8.9.10

El filósofo

La eterna y misteriosa agonía del canto de un búho se ha inyectado lentamente en la sangre de Anderson, como una melódica sinfonía en el torso de un clavel negro en el agua, como un pino moviéndose tras el viento salvaje que proclama aquella tarde de invierno a la luna próxima en salir.

Las campanas de la iglesia más cercana resuenan al atardecer con gran estupor, habiendo descubrir el nacimiento del sol en su cuerpo húmedo, desdeñando las profundidades de la laguna tras los temblores sonoros de aquellas llamadas lúgubres en el bosque.

“Llamad a vuestros súbditos” – dictó con un fuerte grito el viejo Anderson al salir de su cabaña presurosamente, al ver por la ventana de su hogar que una numerosa parvada de aves salía discretamente y con gran ímpetu de los cipreses del bosque para tomar nuevamente su rumbo hacia el norte del horizonte.

Anderson, un anciano de apariencia acabada y semblante solitario recuerda los atardeceres como momentos de pánico en su vida, momentos que hacen que su corazón salga de súbito instante de su pecho, habiendo colocarle a este en la boca de la desesperación, masticándole y escupiéndole hasta que este tiñera de rojo la vida del cielo, la piel nauseabunda del espacio, el crimen de su cuerpo, el asesinato de su corazón.

“Fui capitán de un gran castillo gris, en las penumbras me conocí para recordarme en cada llamada que ordene el desalojo de mi vida. Es por eso que las aves, mis únicos amores, tienen el poder de comunicar mi infortunio a mis vástagos los hombres. Seguid a vuestros súbditos, que el infortunio revela el campo que hay que seguir en esta noche estrellada hasta llegar a la penumbra de la especie y del pensamiento símil del alma.”

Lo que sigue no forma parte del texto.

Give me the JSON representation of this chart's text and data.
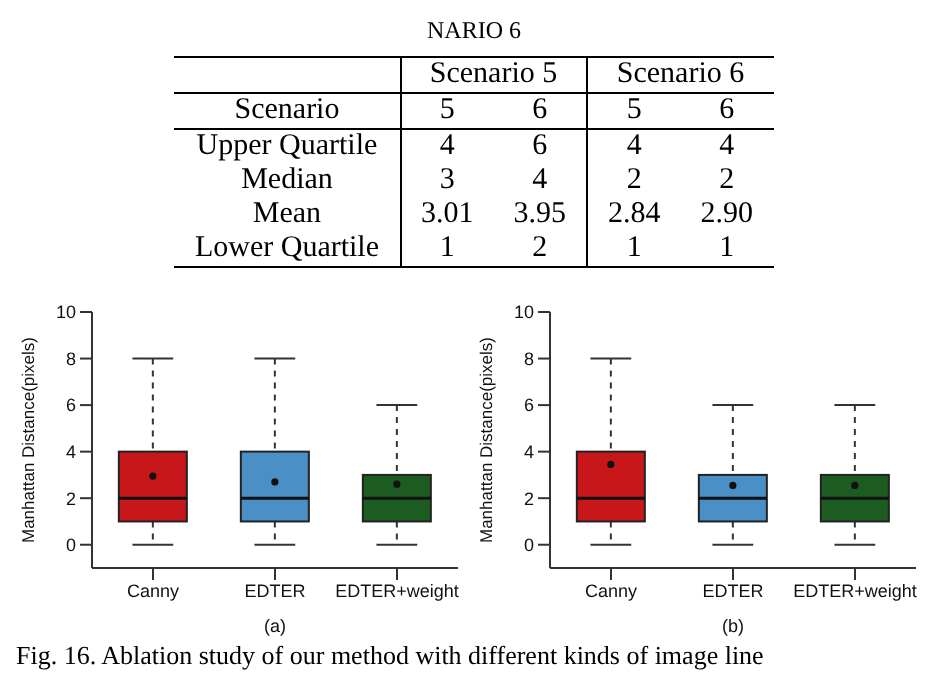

“Seguid, seguid, es que la mente espera su llagada”, replico a los cuatro vientos el viejo Anderson antes de acarrear su cuerpo débil a la oscuridad del bosque, perdiéndose la silueta de este entre tanto ciprés y parvada de cuervo.

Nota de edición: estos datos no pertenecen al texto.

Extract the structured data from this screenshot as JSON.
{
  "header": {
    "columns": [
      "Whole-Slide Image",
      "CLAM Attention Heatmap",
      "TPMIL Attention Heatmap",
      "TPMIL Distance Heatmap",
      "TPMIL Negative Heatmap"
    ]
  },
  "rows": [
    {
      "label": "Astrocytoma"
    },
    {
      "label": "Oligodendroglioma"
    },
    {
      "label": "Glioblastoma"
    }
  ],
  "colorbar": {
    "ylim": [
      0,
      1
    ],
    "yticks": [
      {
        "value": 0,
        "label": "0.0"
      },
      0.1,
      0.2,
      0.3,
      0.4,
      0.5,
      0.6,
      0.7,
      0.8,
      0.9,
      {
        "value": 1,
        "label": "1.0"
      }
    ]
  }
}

Dejémosle que siga su camino, en las cuevas habrá de hallar los colores que tanto extraña, los espacios que tanto anhela, la libertad que tanto añora, y que aquí en el mundo tangible no ha encontrado por mas que ha buscado tras las paredes de su casa y de su mente.

Las puertas del bosque se han cerrado, Anderson escapa una vez más del atardecer, buscando con harto apresuramiento el origen de la vida y del anochecer.